Construction of core@double-shell structured energetic composites with simultaneously enhanced thermal stability and safety performance

Abstract

The poor thermal stability and high sensitivity severely hinder the practical application of hexanitrohexaazaisowurtzitane (CL-20). Herein, a kind of novel core@double-shell CL-20 based energetic composites were fabricated to address the above issues. The coordination complexes which consist of natural polyphenol tannic acid (TA) and FeIII were chosen to construct the inner shell, while the graphene sheets were used to build the outer shell.

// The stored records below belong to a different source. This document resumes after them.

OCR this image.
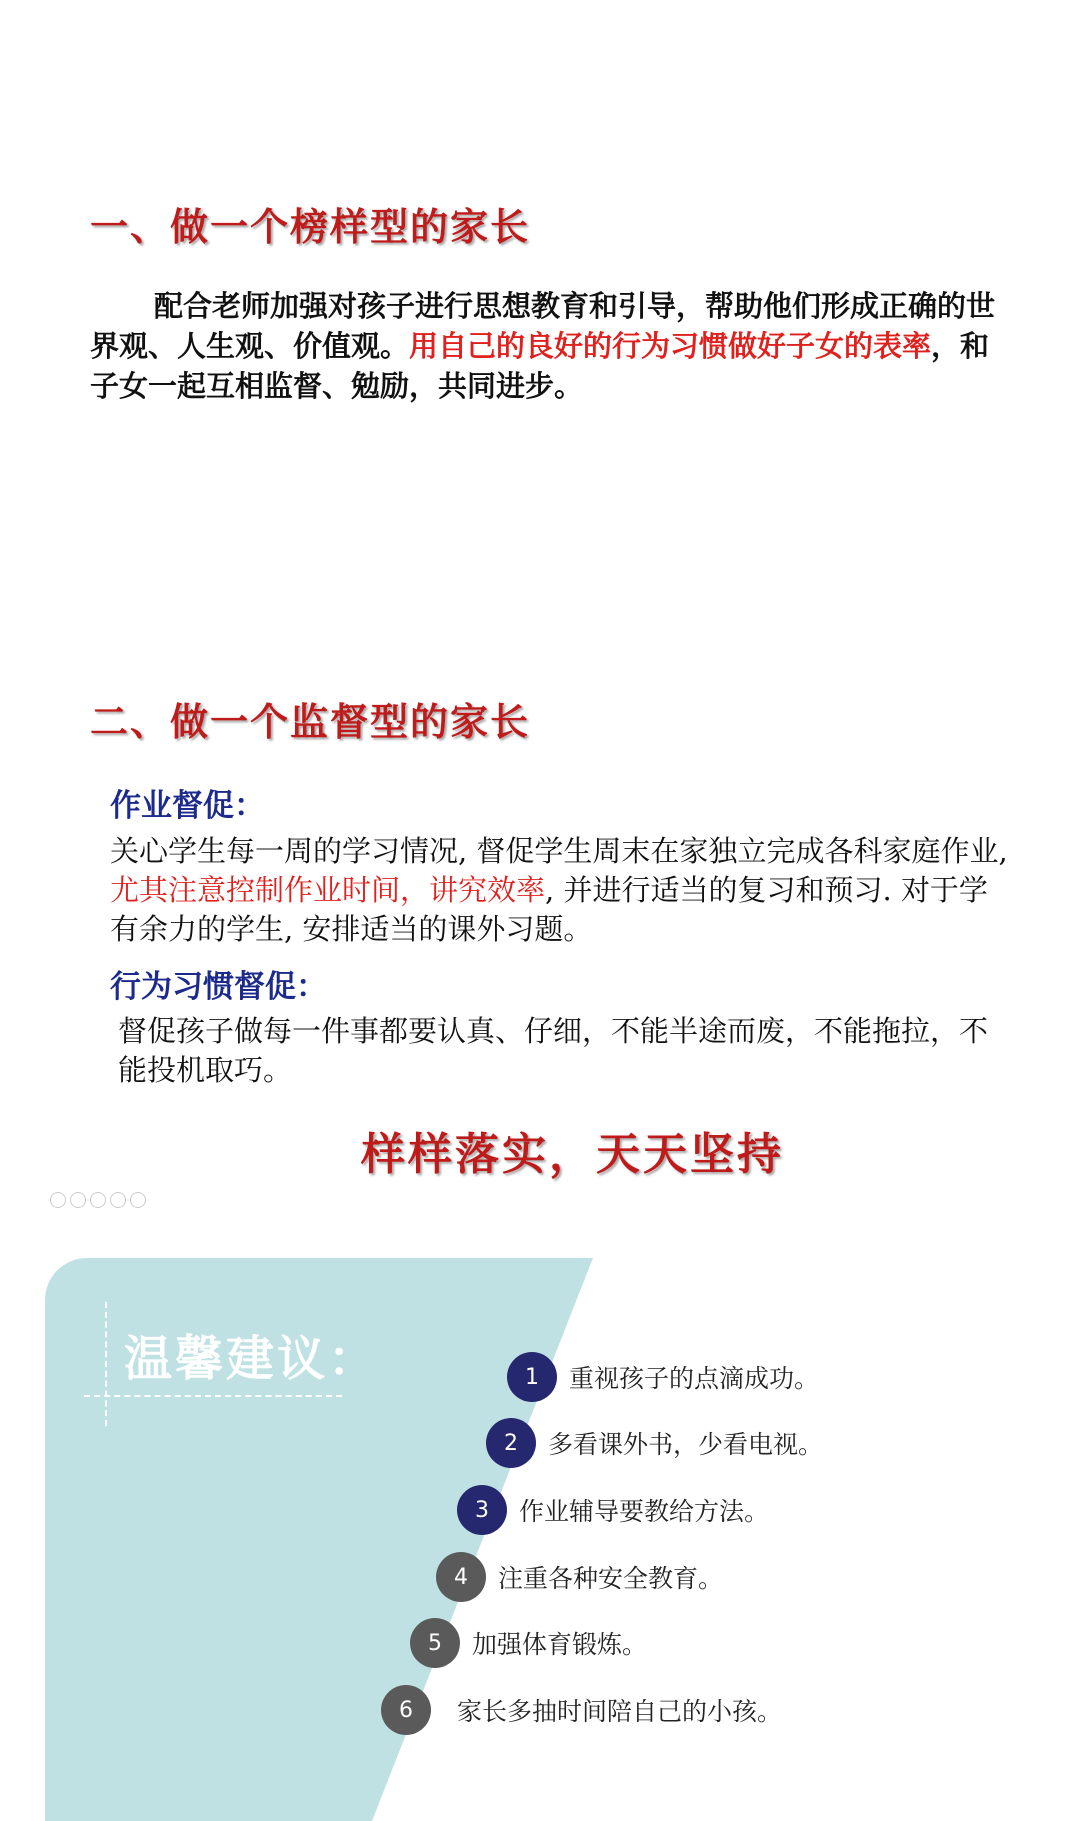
一、做一个榜样型的家长
配合老师加强对孩子进行思想教育和引导，帮助他们形成正确的世界观、人生观、价值观。用自己的良好的行为习惯做好子女的表率，和子女一起互相监督、勉励，共同进步。
二、做一个监督型的家长
作业督促：
关心学生每一周的学习情况, 督促学生周末在家独立完成各科家庭作业, 尤其注意控制作业时间，讲究效率, 并进行适当的复习和预习. 对于学有余力的学生, 安排适当的课外习题。
行为习惯督促：
督促孩子做每一件事都要认真、仔细，不能半途而废，不能拖拉，不能投机取巧。
样样落实，天天坚持
温馨建议：	1	重视孩子的点滴成功。
2	多看课外书，少看电视。
3	作业辅导要教给方法。
4	注重各种安全教育。
5	加强体育锻炼。
6	家长多抽时间陪自己的小孩。
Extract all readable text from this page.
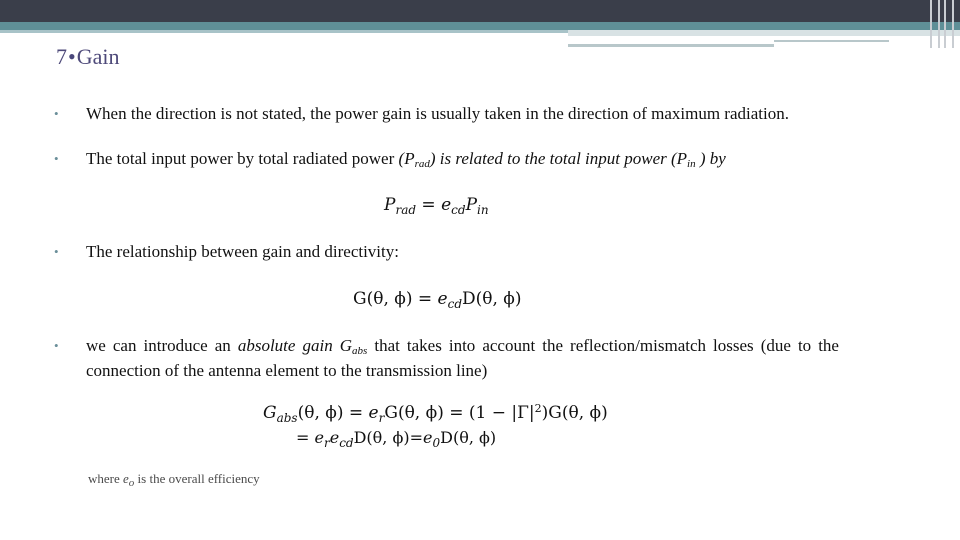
7•Gain
• When the direction is not stated, the power gain is usually taken in the direction of maximum radiation.
• The total input power by total radiated power $(P_{rad})$ is related to the total input power ($P_{in}$ ) by
$P_{rad} = e_{cd}P_{in}$
• The relationship between gain and directivity:
G(θ, $\phi) = e_{cd}D(\theta$, ϕ)
• we can introduce an absolute gain $G_{abs}$ that takes into account the reflection/mismatch losses (due to the connection of the antenna element to the transmission line)
$G_{abs}(\theta$, $\phi) = e_rG(\theta$, $\phi) = (1 - |\Gamma|^2)G(\theta$, ϕ)
= $e_re_{cd}D(\theta$, $\phi)=e_0D(\theta$, ϕ)
where $e_o$ is the overall efficiency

The resulting CL-20/TA-FeIII/graphene composites exhibited simultaneously improved thermal stability and safety performance with only 1 wt% double-shell content, which should be ascribed to the intense physical encapsulation effect from inner shell combined with the desensitization effect of carbon nano-materials from outer shell. The phase transition (ε to γ) temperature increased from 173.70 °C of pure CL-20 to 191.87 °C of CL-20/TA-FeIII/graphene composites. Meanwhile, the characteristic drop height (H50) dramatically increased from 14.7 cm of pure CL-20 to 112.8 cm of CL-20/TA-FeIII/graphene composites, indicating much superior safety performance after the construction of the double-shell structure. In general, this work has provided an effective and versatile strategy to conquer the thermal stability and safety issues of CL-20 and contributes to the future application of high energy density energetic materials.